Many of these factors are specific to the business model used (Time between billings, transaction type) and some are the result of merchant preference (time between retries, number of retries). Yet others are system related (payment processor, transaction routing, system availability). While the first two areas can experience continual improvement with testing and optimization, the system related issues are *somewhat*out of control of the merchant. The *somewhat* refers to the fact that merchants have a choice of business partners.

Let’s take a closer look at the three system-related factors listed and how we address them.

  • System availability
    • The uptime of connections to the payment processor from the gateway, and the connection from the payment processor to the Interchange.
    • Vindicia: Part of our solution to this problem is a built-in gateway in order to eliminate uptime issues between the billing system and the payment processor.
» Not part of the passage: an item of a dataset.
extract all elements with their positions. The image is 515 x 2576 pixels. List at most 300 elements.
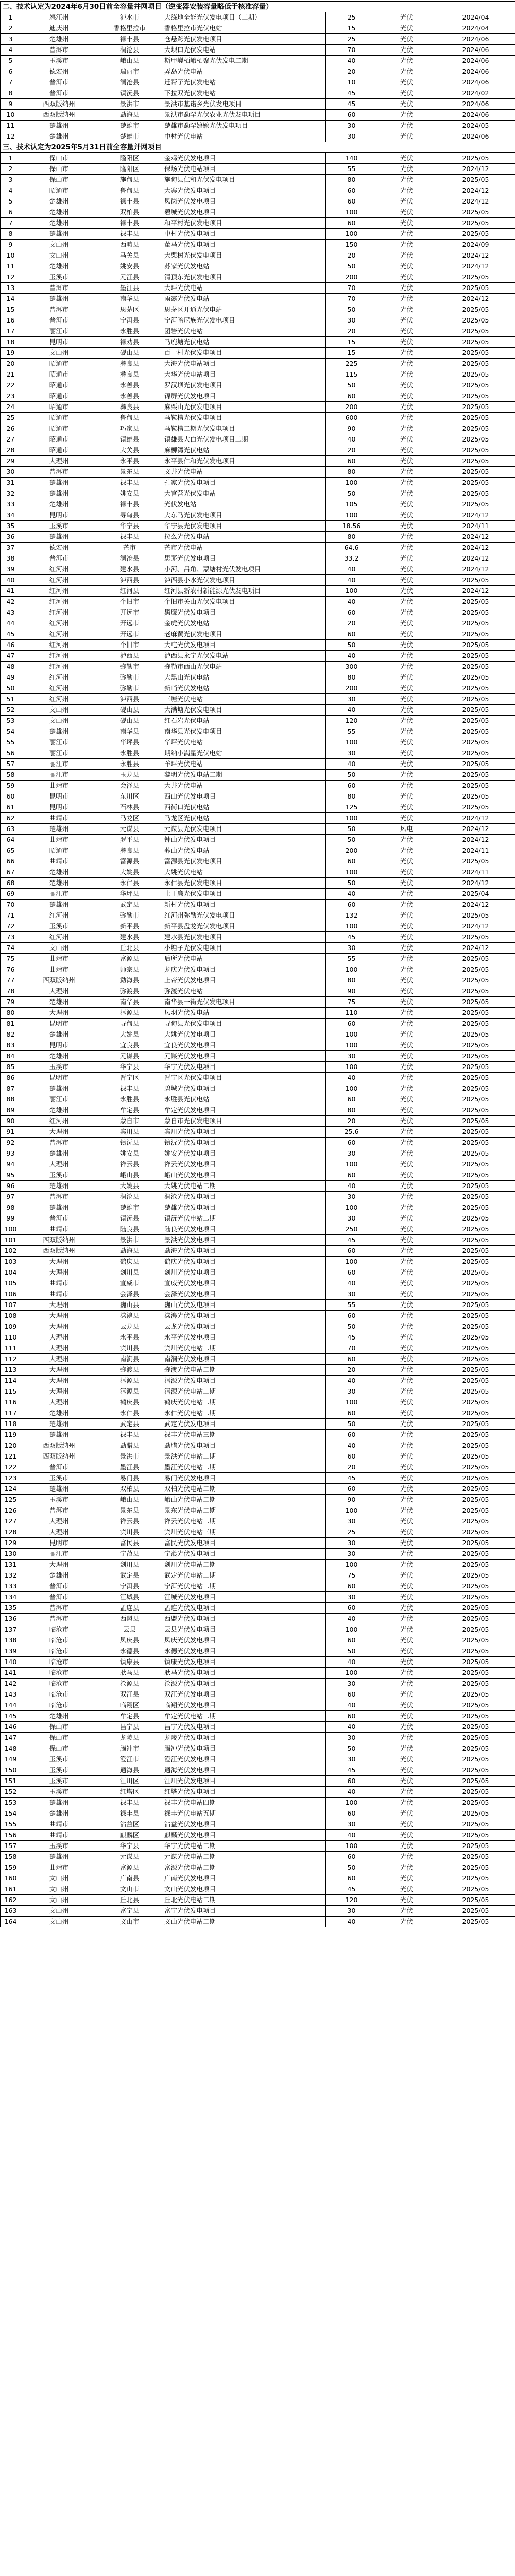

We also have hardware directly in the datacenters of certain partners with direct connections to further reduce any connectivity issues. As a final step, if the payment processor’s connection is down, we automatically queue the transactions for retry.
  • Transaction Routing
    • The number of systems involved in submitting a transaction makes a big difference. The typical flow would involve:
      • Creating a transaction in the billing system
      • Passing the transaction to a gateway
      • Submitting the transaction to a payment processor
      • Receiving information from the card network interchange
      • Capturing the transaction (or other actions, depending on processor response)
    • Vindicia: As mentioned above, we have combined the billing system and gateway (first three steps above) for more control over the transaction flow and greater payment success rates. This also gives more control over the retry logic by directly interpreting error codes from the payment processors into different retry flows. Billing companies & in-house systems that have not directly integrated to payment processors cannot compete with our results.

I’ll save descriptions of the other factors for another post. Optimizing customer retention is goal with constantly moving goalposts. When embarking down the path, merchants have a choice of either becoming experts at payment networks and card retry logic or choosing a partner that is already an established leader in the space.